The question I have is do you know what the law (NCLB) is really
about?



The law starts with
some solid foundations: create high standards and hire quality
teachers to teach them. In practice the law has failed miserably.



To begin NCLB
requires all schools to hire high quality teachers to qualify for
federal funding. Most schools would love to do this, but the schools
who need high quality teachers the most have the most difficulty
finding them. Here in many middle class suburbs there are about 25
applicants for any open teaching position. In the city of
Chicago
there
are teaching positions open all year long. Money isn’t the only
answer to hiring teachers, the city pays new teachers more than many
suburbs.



Most research shows
that even the best teacher alone in a bad school will have little to
no effect.
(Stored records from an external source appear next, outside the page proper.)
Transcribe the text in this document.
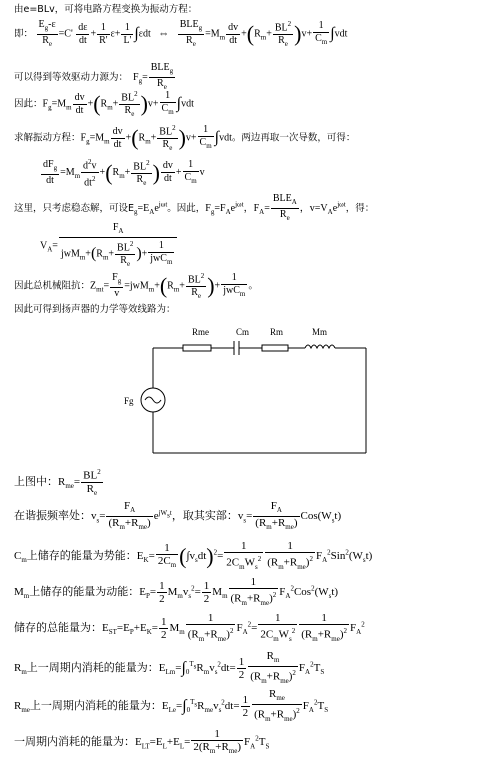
由e=BLv，可将电路方程变换为振动方程：
即： $\frac{E_g-\varepsilon}{R_e} =C' \frac{d\varepsilon}{dt} + \frac{1}{R'} \varepsilon+ \frac{1}{L'} \int\varepsilon dt$   ⇔ $\frac{BLE_g}{R_e} =M_m \frac{dv}{dt} +(R_m+ \frac{BL^2}{R_e} )v+ \frac{1}{C_m} \int vdt$
可以得到等效驱动力源为：  $F_g= \frac{BLE_g}{R_e}$
因此：$F_g=M_m \frac{dv}{dt} +(R_m+ \frac{BL^2}{R_e} )v+ \frac{1}{C_m} \int vdt$
求解振动方程：$F_g=M_m \frac{dv}{dt} +(R_m+ \frac{BL^2}{R_e} )v+ \frac{1}{C_m} \int vdt$。两边再取一次导数，可得：
$\frac{dF_g}{dt} =M_m \frac{d^2v}{dt^2} +(R_m+ \frac{BL^2}{R_e}$ ) $\frac{dv}{dt} + \frac{1}{C_m}$ v
这里，只考虑稳态解，可设$E_g=E_Ae^{j\omega t}$。因此，$F_g=F_Ae^{j\omega t}$，$F_A= \frac{BLE_A}{R_e}$ ，$v=V_Ae^{j\omega t}$，得：
$V_A= \frac{F_A}{jwM_m+(R_m+ \frac{BL^2}{R_e} )+ \frac{1}{jwC_m}}$
因此总机械阻抗：$Z_{mt}= \frac{F_g}{v} =jwM_m+(R_m+ \frac{BL^2}{R_e}$ )+ $\frac{1}{jwC_m}$ 。
因此可得到扬声器的力学等效线路为：
Rme	Cm Rm	Mm
Fg
上图中：$R_{me}= \frac{BL^2}{R_e}$
在谐振频率处：$v_s= \frac{F_A}{(R_m+R_{me})} e^{jW_st}$，取其实部：$v_s= \frac{F_A}{(R_m+R_{me})} Cos(W_st)$
$C_m$上储存的能量为势能：$E_K= \frac{1}{2C_m} (\int v_sdt)^2= \frac{1}{2C_mW_s^2} \frac{1}{(R_m+R_{me})^2} F_A^2Sin^2(W_st)$
$M_m$上储存的能量为动能：$E_P= \frac{1}{2} M_mv_s^2= \frac{1}{2} M_m \frac{1}{(R_m+R_{me})^2} F_A^2Cos^2(W_st)$
储存的总能量为：$E_{ST}=E_P+E_K= \frac{1}{2} M_m \frac{1}{(R_m+R_{me})^2} F_A^2= \frac{1}{2C_mW_s^2} \frac{1}{(R_m+R_{me})^2} F_A^2$
$R_m$上一周期内消耗的能量为：$E_{Lm}=\int_0^{T_s}R_mv_s^2dt= \frac{1}{2} \frac{R_m}{(R_m+R_{me})^2} F_A^2T_S$
$R_{me}$上一周期内消耗的能量为：$E_{Le}=\int_0^{T_s}R_{me}v_s^2dt= \frac{1}{2} \frac{R_{me}}{(R_m+R_{me})^2} F_A^2T_S$
一周期内消耗的能量为：$E_{LT}=E_L+E_L= \frac{1}{2(R_m+R_{me})} F_A^2T_S$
As my dad used to say, “it is difficult to soar with
eagles when you are surrounded by turkeys.” Schools need good
teachers, good administrators, and strong partnerships with parents
to start achieving success.



The central focus of
NCLB seems to be the need to testing. Most educational researchers
have been saying for years that quality, informative, timely feedback
is one of the keys to improving education. One expensive standardized
test comes nowhere close to that goal. Feedback on the progress of
students can be measured by observation, short quizzes, homework,
warm-up exercises, and a dozen other methods that came be done
literally on a daily basis with almost no stress on the students. The
big difference is really that NCLB requires the data to be
disseminated in terms of low income, disabled, and racial and ethnic
subgroups.



All that information
that teachers would gather in an effort to figure out the grades of
their students is also good for determining how much students learn.
With the use of electric grade books and on line tools for parents
and administrators this information doesn’t have to be hidden in a
grade book inside the teacher’s desk. It can be shared almost
immediately. The real problem with this information is not that it
doesn’t work, it is because too often there is too much pressure to
socially promote students.



The rest of the law
deals mostly with carrots and sticks used to encourage schools to
implement NCLB. More on that at a future date.